Cost Analysis of Hospitalized Patients with Chronic Obstructive Pulmonary Disease: A State-Level CrossSectional Study

Authors

1 Department of Health Services Management, School of Health, Ahvaz Jundishapur University of Medical Sciences, Ahvaz, Iran,

2 Social Determinants of health Research Center, Ahvaz Jundishapur University of Medical Sciences, Ahvaz, Iran,

3 Chronic Disease Care Research Center, Ahvaz Jundishapur University of Medical Sciences Ahvaz, Iran

4 Department of Biostatistics & Epidemiology, School of Health, Ahvaz Jundishapur University of Medical Sciences, Ahvaz, Iran,

5 Student Research Committee, Ahvaz Jundishapur University of Medical Sciences, Ahvaz, Iran.

Abstract

Background: Chronic obstructive pulmonary disease (COPD) is a common disease with important healthcare, social, and economic consequences.

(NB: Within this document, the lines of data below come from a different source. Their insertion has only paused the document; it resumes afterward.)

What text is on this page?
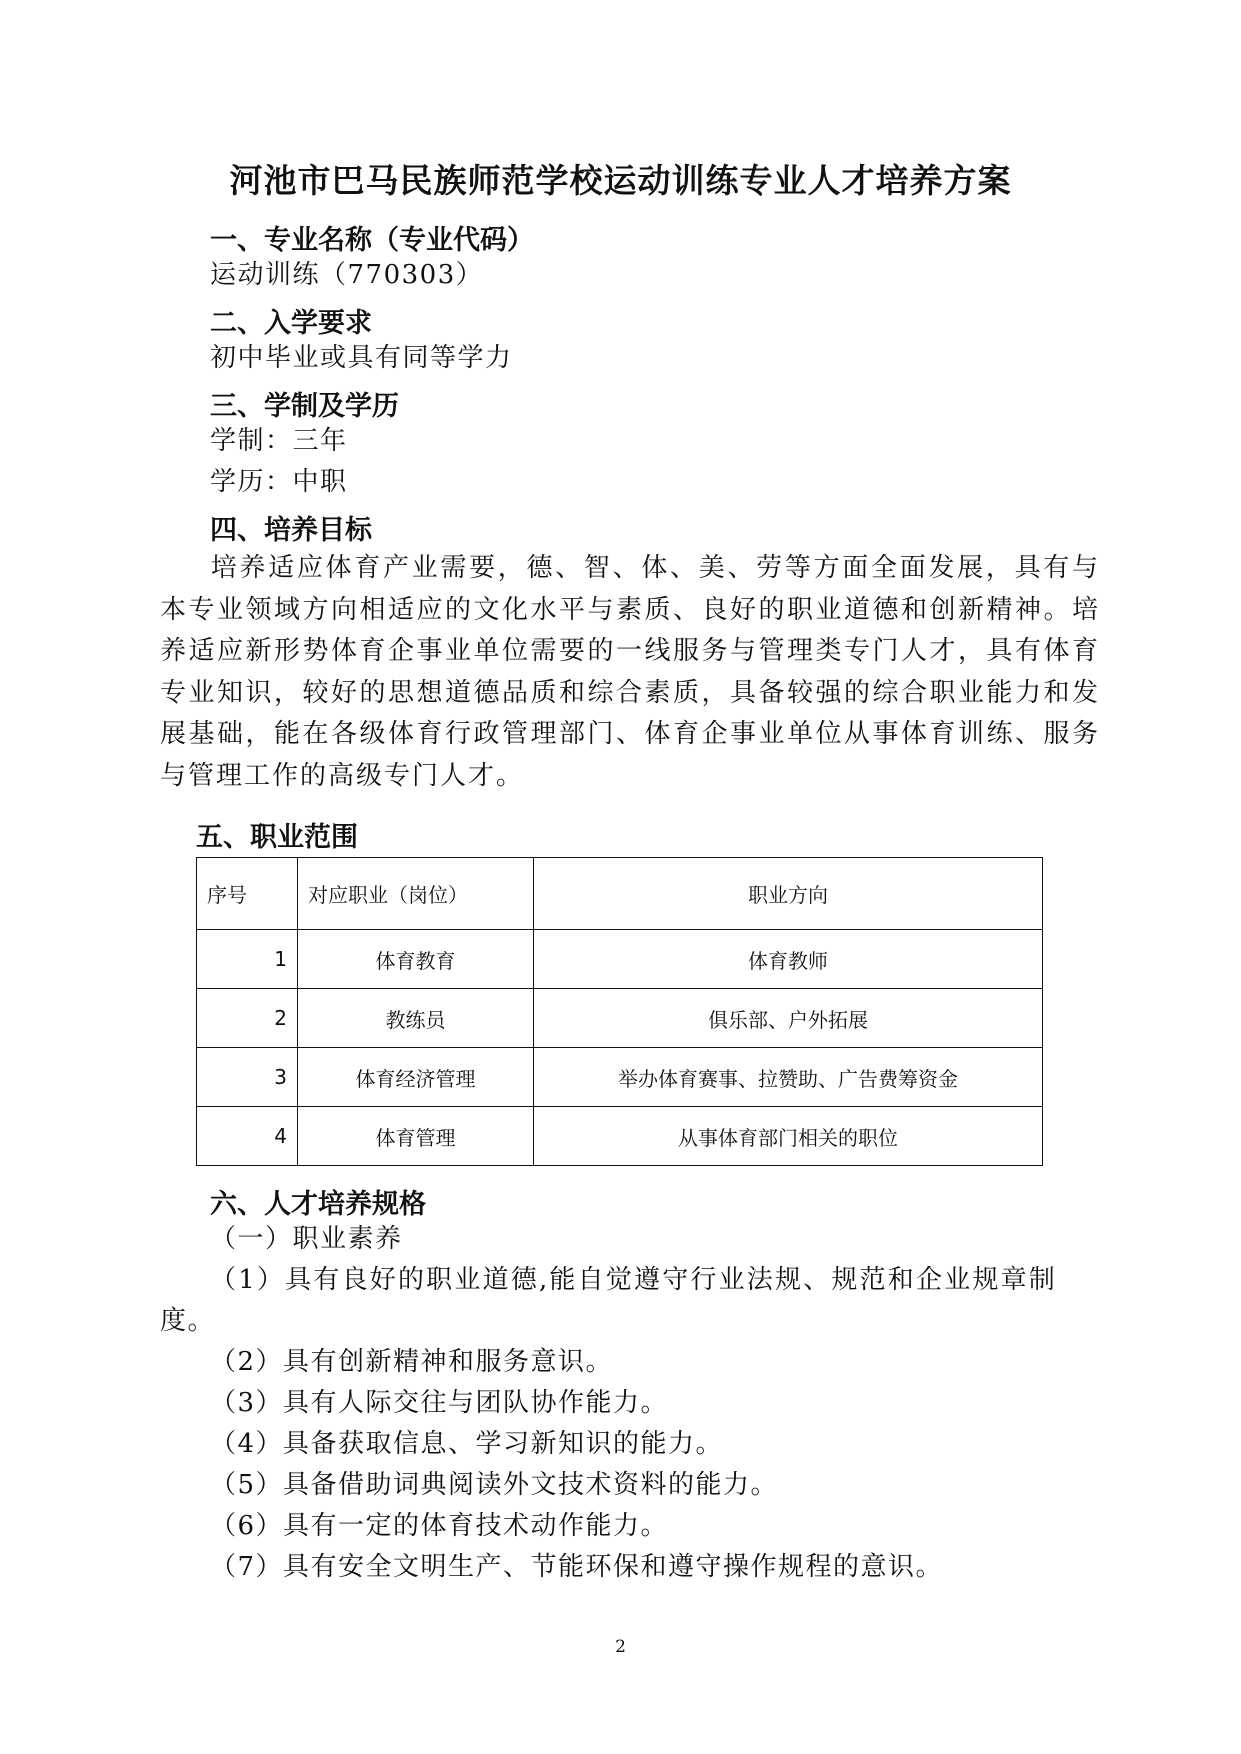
河池市巴马民族师范学校运动训练专业人才培养方案
一、专业名称（专业代码）
运动训练（770303）
二、入学要求
初中毕业或具有同等学力
三、学制及学历
学制：三年
学历：中职
四、培养目标
培养适应体育产业需要，德、智、体、美、劳等方面全面发展，具有与本专业领域方向相适应的文化水平与素质、良好的职业道德和创新精神。培养适应新形势体育企事业单位需要的一线服务与管理类专门人才，具有体育专业知识，较好的思想道德品质和综合素质，具备较强的综合职业能力和发展基础，能在各级体育行政管理部门、体育企事业单位从事体育训练、服务与管理工作的高级专门人才。
五、职业范围
序号	对应职业（岗位）	职业方向
1	体育教育	体育教师
2	教练员	俱乐部、户外拓展
3	体育经济管理	举办体育赛事、拉赞助、广告费筹资金
4	体育管理	从事体育部门相关的职位
六、人才培养规格
（一）职业素养
（1）具有良好的职业道德,能自觉遵守行业法规、规范和企业规章制
度。
（2）具有创新精神和服务意识。
（3）具有人际交往与团队协作能力。
（4）具备获取信息、学习新知识的能力。
（5）具备借助词典阅读外文技术资料的能力。
（6）具有一定的体育技术动作能力。
（7）具有安全文明生产、节能环保和遵守操作规程的意识。
2
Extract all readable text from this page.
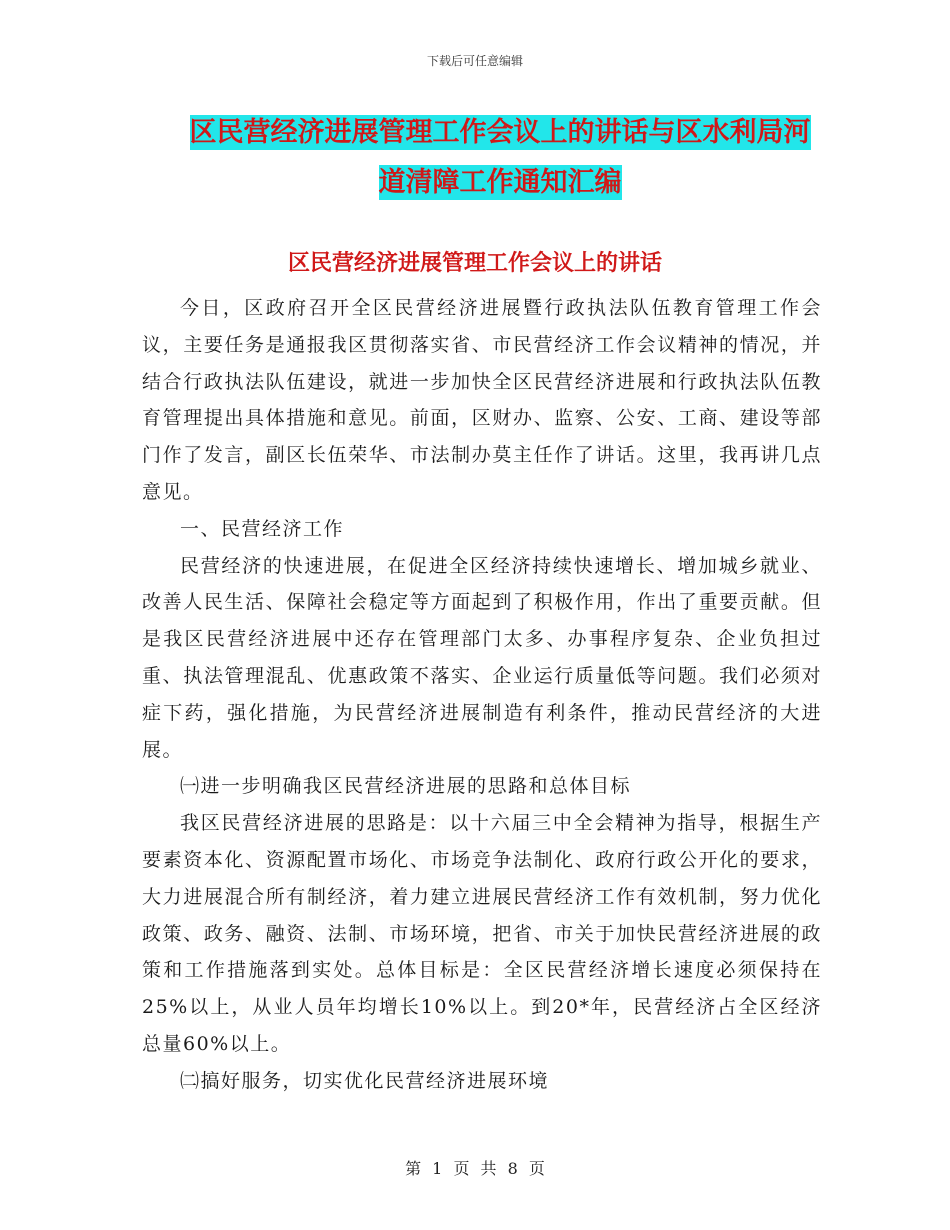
下载后可任意编辑
区民营经济进展管理工作会议上的讲话与区水利局河
道清障工作通知汇编
区民营经济进展管理工作会议上的讲话

今日，区政府召开全区民营经济进展暨行政执法队伍教育管理工作会议，主要任务是通报我区贯彻落实省、市民营经济工作会议精神的情况，并结合行政执法队伍建设，就进一步加快全区民营经济进展和行政执法队伍教育管理提出具体措施和意见。前面，区财办、监察、公安、工商、建设等部门作了发言，副区长伍荣华、市法制办莫主任作了讲话。这里，我再讲几点意见。

一、民营经济工作

民营经济的快速进展，在促进全区经济持续快速增长、增加城乡就业、改善人民生活、保障社会稳定等方面起到了积极作用，作出了重要贡献。但是我区民营经济进展中还存在管理部门太多、办事程序复杂、企业负担过重、执法管理混乱、优惠政策不落实、企业运行质量低等问题。我们必须对症下药，强化措施，为民营经济进展制造有利条件，推动民营经济的大进展。

㈠进一步明确我区民营经济进展的思路和总体目标

我区民营经济进展的思路是：以十六届三中全会精神为指导，根据生产要素资本化、资源配置市场化、市场竞争法制化、政府行政公开化的要求，大力进展混合所有制经济，着力建立进展民营经济工作有效机制，努力优化政策、政务、融资、法制、市场环境，把省、市关于加快民营经济进展的政策和工作措施落到实处。总体目标是：全区民营经济增长速度必须保持在25%以上，从业人员年均增长10%以上。到20*年，民营经济占全区经济总量60%以上。

㈡搞好服务，切实优化民营经济进展环境

第 1 页 共 8 页
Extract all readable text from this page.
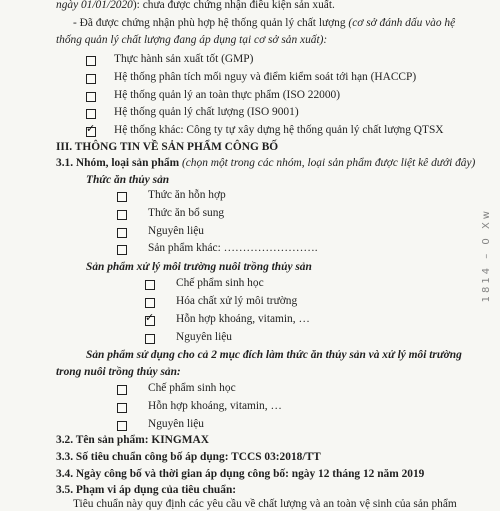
ngày 01/01/2020): chưa được chứng nhận điều kiện sản xuất.
- Đã được chứng nhận phù hợp hệ thống quản lý chất lượng (cơ sở đánh dấu vào hệ
thống quản lý chất lượng đang áp dụng tại cơ sở sản xuất):
Thực hành sản xuất tốt (GMP)
Hệ thống phân tích mối nguy và điểm kiểm soát tới hạn (HACCP)
Hệ thống quản lý an toàn thực phẩm (ISO 22000)
Hệ thống quản lý chất lượng (ISO 9001)
✓ Hệ thống khác: Công ty tự xây dựng hệ thống quản lý chất lượng QTSX
III. THÔNG TIN VỀ SẢN PHẨM CÔNG BỐ
3.1. Nhóm, loại sản phẩm (chọn một trong các nhóm, loại sản phẩm được liệt kê dưới đây)
Thức ăn thủy sản
Thức ăn hỗn hợp
Thức ăn bổ sung
Nguyên liệu
Sản phẩm khác: …………………….
Sản phẩm xử lý môi trường nuôi trồng thủy sản
Chế phẩm sinh học
Hóa chất xử lý môi trường
✓ Hỗn hợp khoáng, vitamin, …
Nguyên liệu
Sản phẩm sử dụng cho cả 2 mục đích làm thức ăn thủy sản và xử lý môi trường
trong nuôi trồng thủy sản:
Chế phẩm sinh học
Hỗn hợp khoáng, vitamin, …
Nguyên liệu
3.2. Tên sản phẩm: KINGMAX
3.3. Số tiêu chuẩn công bố áp dụng: TCCS 03:2018/TT
3.4. Ngày công bố và thời gian áp dụng công bố: ngày 12 tháng 12 năm 2019
3.5. Phạm vi áp dụng của tiêu chuẩn:
Tiêu chuẩn này quy định các yêu cầu về chất lượng và an toàn vệ sinh của sản phẩm
1814 – 0 Xw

The aim of this study was to analyze the costs of hospitalizing patients with COPD. Materials and Methods: In this state-level cross-sectional study, data from 165 COPD patients who had presented to our hospital between April 1, 2011 and March 31, 2013 were reviewed retrospectively. Patients were eligible for inclusion if they had a diagnosis of COPD [international classification of diseases-10 (ICD-10) code J44]. Costs of COPD patients were calculated by multiplying the amount of services used by the unit cost. Finally, we used multivariate regression analysis to determine predictors of hospital costs. Results: Mean (SD) age of the patients was 68.6 ± 12 years and 65.5% of them were ≥ 65. The mean (SD) and median length of stay (LOS) for patients were 8.5 ± 11.5 and five days [IQR 3; 9], respectively. All hospital cost drivers had significant relationships with LOS, and the mean cost per patient was higher in patients with hospital LOS longer than nine days. Prolonged LOS (LOS > 9 days) involved 830 bed/days. Therefore, the mean cost per each extra day of hospital stay was estimated to be US $115.80. The mean costs per patient with and without hypertension were US $1,422.5 and US $627.4, respectively (P=0.017). Conclusion: Hospitalization and medication costs were the two major cost drivers for patients hospitalized with COPD exacerbation. Duration of hospital stay, history of hypertension, and the number of clinical consultations other were significant predictors associated with hospital cost in patients with COPD.